- Directed by: Claude Faraldo
- Screenplay by: Claude Faraldo
- Starring: Jean-François Stévenin
- Cinematography: Bernard Lutic
- Edited by: Dominique Galliéni
- Music by: Albert Marcœur François Ovide
- Release date: 1980;
- Language: French

= Two Lions in the Sun =

1980 comedy-drama film

Two Lions in the Sun (Deux Lions au soleil) is a 1980 French comedy-drama film written and directed by Claude Faraldo.

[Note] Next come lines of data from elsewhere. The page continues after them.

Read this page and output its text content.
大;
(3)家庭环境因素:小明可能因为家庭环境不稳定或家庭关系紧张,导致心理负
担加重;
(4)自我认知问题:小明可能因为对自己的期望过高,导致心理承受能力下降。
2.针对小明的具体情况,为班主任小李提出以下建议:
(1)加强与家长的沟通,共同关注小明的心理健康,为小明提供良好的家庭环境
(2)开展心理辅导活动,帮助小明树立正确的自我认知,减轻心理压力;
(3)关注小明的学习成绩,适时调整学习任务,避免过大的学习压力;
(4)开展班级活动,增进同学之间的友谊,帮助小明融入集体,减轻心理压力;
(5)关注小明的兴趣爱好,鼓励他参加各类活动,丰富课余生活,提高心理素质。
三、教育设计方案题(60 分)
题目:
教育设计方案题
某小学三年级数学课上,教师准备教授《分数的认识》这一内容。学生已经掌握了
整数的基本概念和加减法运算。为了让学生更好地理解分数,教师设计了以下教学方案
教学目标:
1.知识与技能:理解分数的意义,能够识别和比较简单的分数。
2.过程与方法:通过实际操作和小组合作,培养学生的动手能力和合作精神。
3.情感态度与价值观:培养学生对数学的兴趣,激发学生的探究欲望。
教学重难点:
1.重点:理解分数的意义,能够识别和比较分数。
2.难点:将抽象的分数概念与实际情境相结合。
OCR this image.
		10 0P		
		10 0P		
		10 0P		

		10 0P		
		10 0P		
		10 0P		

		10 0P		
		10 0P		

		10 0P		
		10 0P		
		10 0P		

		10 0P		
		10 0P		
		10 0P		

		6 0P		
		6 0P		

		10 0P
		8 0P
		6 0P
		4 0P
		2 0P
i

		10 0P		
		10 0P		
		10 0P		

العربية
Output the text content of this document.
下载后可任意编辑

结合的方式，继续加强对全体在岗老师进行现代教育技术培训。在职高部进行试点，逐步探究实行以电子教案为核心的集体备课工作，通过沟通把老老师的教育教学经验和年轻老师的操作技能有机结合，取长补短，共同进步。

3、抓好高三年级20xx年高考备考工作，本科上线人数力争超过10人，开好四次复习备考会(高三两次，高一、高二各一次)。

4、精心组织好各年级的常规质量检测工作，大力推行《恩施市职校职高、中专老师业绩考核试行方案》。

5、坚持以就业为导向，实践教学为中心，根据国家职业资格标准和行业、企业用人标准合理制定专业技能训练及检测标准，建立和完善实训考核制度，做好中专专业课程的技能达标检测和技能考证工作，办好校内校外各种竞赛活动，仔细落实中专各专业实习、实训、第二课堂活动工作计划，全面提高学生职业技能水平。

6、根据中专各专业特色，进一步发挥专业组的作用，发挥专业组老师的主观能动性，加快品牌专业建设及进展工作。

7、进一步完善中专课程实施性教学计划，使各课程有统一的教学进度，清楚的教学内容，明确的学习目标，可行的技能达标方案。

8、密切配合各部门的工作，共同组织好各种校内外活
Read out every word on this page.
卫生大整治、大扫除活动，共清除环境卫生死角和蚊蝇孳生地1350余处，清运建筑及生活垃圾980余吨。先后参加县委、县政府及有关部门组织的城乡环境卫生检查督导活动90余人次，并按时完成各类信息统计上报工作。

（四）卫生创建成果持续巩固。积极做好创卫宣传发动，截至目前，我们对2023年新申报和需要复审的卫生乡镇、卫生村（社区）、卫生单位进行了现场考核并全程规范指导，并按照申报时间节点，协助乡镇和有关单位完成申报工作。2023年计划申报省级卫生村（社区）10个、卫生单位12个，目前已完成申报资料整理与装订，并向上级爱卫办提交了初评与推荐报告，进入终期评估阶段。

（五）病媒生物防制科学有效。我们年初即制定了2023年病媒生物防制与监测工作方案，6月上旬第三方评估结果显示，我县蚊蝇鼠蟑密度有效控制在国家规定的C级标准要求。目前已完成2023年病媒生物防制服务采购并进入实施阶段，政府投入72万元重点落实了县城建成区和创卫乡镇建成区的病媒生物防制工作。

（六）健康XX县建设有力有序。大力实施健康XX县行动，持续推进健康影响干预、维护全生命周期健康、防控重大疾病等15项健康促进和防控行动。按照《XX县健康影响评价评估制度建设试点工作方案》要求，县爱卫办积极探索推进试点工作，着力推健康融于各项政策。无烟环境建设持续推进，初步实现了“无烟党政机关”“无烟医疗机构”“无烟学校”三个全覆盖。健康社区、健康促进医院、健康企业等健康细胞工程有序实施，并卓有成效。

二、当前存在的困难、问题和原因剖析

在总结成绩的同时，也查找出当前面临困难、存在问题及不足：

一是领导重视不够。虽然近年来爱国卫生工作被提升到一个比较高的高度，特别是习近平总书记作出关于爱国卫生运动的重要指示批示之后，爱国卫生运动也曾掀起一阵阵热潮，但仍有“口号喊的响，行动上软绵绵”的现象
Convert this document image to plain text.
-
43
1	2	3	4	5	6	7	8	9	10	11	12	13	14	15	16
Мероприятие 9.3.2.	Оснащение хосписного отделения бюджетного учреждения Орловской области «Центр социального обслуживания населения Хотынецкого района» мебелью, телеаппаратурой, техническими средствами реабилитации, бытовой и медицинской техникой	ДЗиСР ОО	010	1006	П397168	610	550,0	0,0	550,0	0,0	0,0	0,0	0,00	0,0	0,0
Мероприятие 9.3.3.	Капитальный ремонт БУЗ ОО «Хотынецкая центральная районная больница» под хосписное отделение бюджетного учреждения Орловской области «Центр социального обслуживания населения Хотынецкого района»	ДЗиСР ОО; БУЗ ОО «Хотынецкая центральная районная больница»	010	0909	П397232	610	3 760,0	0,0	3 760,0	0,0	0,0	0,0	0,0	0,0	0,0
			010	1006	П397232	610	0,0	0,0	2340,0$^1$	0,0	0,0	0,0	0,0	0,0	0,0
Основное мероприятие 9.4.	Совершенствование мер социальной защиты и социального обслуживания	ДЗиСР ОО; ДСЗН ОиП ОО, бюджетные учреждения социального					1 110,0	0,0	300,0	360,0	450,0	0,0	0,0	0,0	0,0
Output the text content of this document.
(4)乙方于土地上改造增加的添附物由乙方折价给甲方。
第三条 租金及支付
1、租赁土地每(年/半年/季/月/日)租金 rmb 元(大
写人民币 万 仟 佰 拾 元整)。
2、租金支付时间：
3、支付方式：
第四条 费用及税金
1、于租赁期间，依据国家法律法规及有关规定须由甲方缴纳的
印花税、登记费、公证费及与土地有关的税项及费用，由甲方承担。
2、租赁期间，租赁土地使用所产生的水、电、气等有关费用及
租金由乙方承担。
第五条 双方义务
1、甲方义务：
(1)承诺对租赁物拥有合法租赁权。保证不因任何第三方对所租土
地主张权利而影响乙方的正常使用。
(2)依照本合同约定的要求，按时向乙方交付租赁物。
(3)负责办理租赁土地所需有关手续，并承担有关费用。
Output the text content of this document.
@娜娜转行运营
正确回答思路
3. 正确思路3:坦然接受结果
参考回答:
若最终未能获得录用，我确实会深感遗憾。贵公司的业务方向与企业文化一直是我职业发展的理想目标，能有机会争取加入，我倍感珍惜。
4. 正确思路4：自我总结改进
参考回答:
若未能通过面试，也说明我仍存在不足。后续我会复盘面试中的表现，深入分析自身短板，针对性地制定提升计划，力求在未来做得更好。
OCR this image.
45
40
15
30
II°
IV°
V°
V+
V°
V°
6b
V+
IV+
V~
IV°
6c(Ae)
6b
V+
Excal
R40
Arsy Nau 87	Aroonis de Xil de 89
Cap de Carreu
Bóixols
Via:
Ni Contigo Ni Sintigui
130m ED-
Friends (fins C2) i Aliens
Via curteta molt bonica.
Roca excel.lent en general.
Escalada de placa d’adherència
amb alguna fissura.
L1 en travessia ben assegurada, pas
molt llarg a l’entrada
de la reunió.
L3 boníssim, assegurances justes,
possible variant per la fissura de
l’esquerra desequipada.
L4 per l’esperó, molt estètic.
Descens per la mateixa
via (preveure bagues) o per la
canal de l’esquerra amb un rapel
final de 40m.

It was entered into the main competition at the 37th Venice International Film Festival.

== Cast ==
- Jean-François Stévenin as Paul
- Jean-Pierre Sentier as René
- Catherine Lachens as Babette
- Jean-Pierre Tailhade as Volviste
- Martine Sarcey as the woman in the park
- Michel Robin as the man in the park
- Valérie Kling as Mireille
- Alain Doutey as the bank manager
- Jeanne Herviale as the landlady

==Release==
The film entered the main competition at the 37th edition of the Venice Film Festival, in the Officina Veneziana sidebar.

==Reception==
A contemporary Variety review described the film as a "sometimes strained, sometimes touching tale" that has "intensity of mood" and an "offbeat treatment and subject". Stefano Reggiani from La Stampa also praised the film, "a finely crafted story, full of subtlety, a parable marked by the urgency of reality."